April Flowers for redOrbit.com – Your Universe Online

Conventional wisdom, and current theoretical models, indicates that one can examine another’s facial expressions to judge if they have just hit the jackpot or lost everything in the stock market. A new study, however, says this just isn’t the way it works.

A research team from the Hebrew University of Jerusalem, New York University and Princeton University found that body language, rather than facial expressions, provides a better cue in trying to judge whether someone else has undergone a strong experience – positive or negative.

The team presents data showing that viewers in test groups were confounded when shown pictures of people who were undergoing real-life highly intense experiences. The study, published in the journal Science, reveals that when the viewers were asked to judge the emotional valences – positivity or negativity of the facial expressions – of the faces they were shown, their guesses fell within the realm of chance.

To test the perception of highly intense faces, the team presented test groups with photos of dozens of highly intense facial expressions in a variety of real-life situations, such as professional tennis players winning or losing a point. Such pictures are perfect for this type of study because the stakes in such games are extremely high from an economic and prestige perspective.

Dr. Hillel Aviezer of the Psychology Department of the Hebrew University and his colleagues, Dr. Yaacov Trope of New York University and Dr. Alexander Todorov of Princeton University, showed different versions of the same pictures to three groups of participants to pinpoint how people recognize such emotional valences. The first group saw the full picture with both face and body; the second group saw the body with the face removed; and the third group saw the face with the body removed. Although participants could easily tell winners from losers when they rated the full photo or the body alone, they were operating at chance level when rating just the face.

Participants in the full image – face and body – group were convinced it was the face that revealed the emotional impact, rather than the body. The research team calls this “illusory valence.” They say it reflects the fact that the participants said they saw clear valence in what was objectively a non-diagnostic face.

In a related study, the team asked participants to view a broader range of real-life intense faces.
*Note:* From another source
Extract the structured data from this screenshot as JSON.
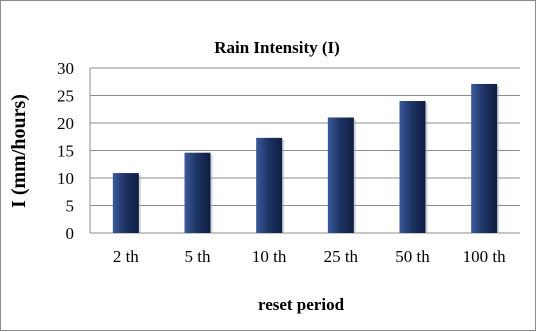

This broader range included intense positive situations – joy (seeing one’s house after a lavish makeover), pleasure (experiencing an orgasm), and victory (winning a critical tennis point) – and intense negative situations – grief (reacting at a funeral), pain (undergoing a nipple/naval piercing), and defeat (losing a critical tennis point).

The participants were again unable to distinguish between facial expressions of positive and negative situations. To test their theory even further, the researchers planted faces on bodies expressing the opposite positive or negative emotion. The participants determined the emotional valence of the same face on different bodies by the body, switching from positive to negative depending on the body with which they appeared.

“These results show that when emotions become extremely intense, the difference between positive and negative facial expression blurs,” says Aviezer. “The findings, challenge classic behavioral models in neuroscience, social psychology and economics, in which the distinct poles of positive and negative valence do not converge.”

Aviezer adds, “From a practical-clinical perspective, the results may help researchers understand how body/face expressions interact during emotional situations. For example, individuals with autism may fail to recognize facial expressions, but perhaps if trained to process important body cues, their performance may significantly improve.”